Le jeune camerounais qui prend les armes contre son pays est un exemple de jeunes désorientés. Des jeunes dont le sentiment de désespoir est instrumentalisé par des organisations terroristes, et autres mouvements sécessionnistes, pour semer le chaos. Les camerounais ne doivent plus s’entretués parce qu’il y a des individus qui ont décidés d’atteindre leur objectifs sulfureux à tout prix, et à tous les prix ; c’est-à-dire, jusqu’à la mort, et en ôtant le plus de vies possible du coter d’une république à laquelle ils estiment ne pas appartenir.   

La priorité du désarmement, de la démobilisation et de la réinsertion est une solution salutaire dans un ensemble de contextes où les droits fondamentaux des enfants sont bafoués, et où plusieurs jeunes sont contraints de prendre les armes parce qu’ils n’ont plus d’autres perspectives d’avenir ; d’où la tenue de l’atelier organisé du 8 au 10 Novembre 2023, afin de trouver de commun accord avec l’organisation mondiale de l’immigration (OIM) et l’organisation des nations unies pour l’enfance (UNICEF), des solutions concrètes de sortie de crise à long termes, particulièrement pour ces jeunes qui ont fait le choix de rejoindre les rangs des terroristes dans l’Extrême-Nord du pays. Une offre de paix qui tient toujours, 6 années et 6 mois après la création du comité national de désarmement, de démobilisation et de réinsertion (CNDDR) en Novembre 2018.

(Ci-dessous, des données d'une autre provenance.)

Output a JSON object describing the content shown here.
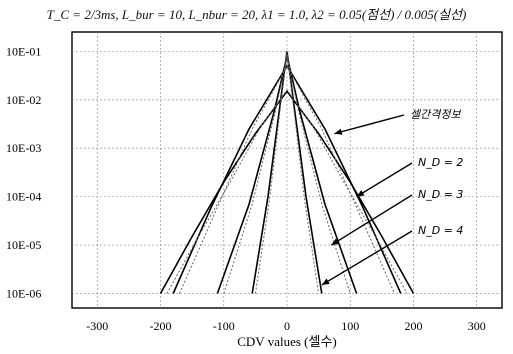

Malgré le fait que la paix demeure précaire, l’État camerounais a toujours le souci d’amener plusieurs jeunes à jeter les armes pour repartir à zéro. Image: thenewhumanitarian.org

Malgré le fait que la paix demeure précaire, l’État camerounais a toujours le souci d’amener plusieurs jeunes à jeter les armes pour répartir à zéro. Un nouveau départ qui n’est pas seulement le leur, mais aussi celui de plusieurs camerounais. En effet, la pluralité des thèmes abordés l’ors du très contesté et nécessaire dialogue national (30 Septembre – 4 Octobre 2019), a permis d’avoir une idée approximative de la quantité des problèmes des camerounais. Parmi les huit grands thèmes relatifs à la réalité des problèmes des camerounais depuis plusieurs décennies, et les nombreuses recommandations, figure le thème du désarmement, de la démobilisation et de la réinsertion des ex-combattants. Il ne s’agit pas de montrer des trophées, mais agir pour le retour de la paix dans un pays qui a besoin de tous les camerounais car il faut le dire, si le nombre des personnes enrôlées pour certains de force dans l’Extrême-Nord, et pour des raisons personnelles comme dans le Nord-Ouest et le Sud-Ouest du pays a eu à diminuer, c’est d’une part, grâce notamment à la vulgarisation de cet appel à la paix relayer dans toutes les régions du Cameroun, et plus particulièrement dans les trois régions, par des camerounais qui ont fait le choix de mettre leur vie en danger, pour une cause nationale. Les résultats obtenus jusque-là, montrent tout de même que le processus de désarmement, de démobilisation et de réinsertion est tout de même efficace, même si on attendait mieux, à savoir que les trois régions soient totalement pacifiées. Même s’il y a un léger mieux dans les chefs-lieux des régions, ce n’est pas le cas dans toutes les zones reculées où les minorités ayant fait le choix de rester, demeurent dans une paix précaire, qui n’encourage pas un retour, surtout quand on sait que même dans les chefs-lieux des régions, certaines personnes continuent de respecter scrupuleusement les jours de villes mortes.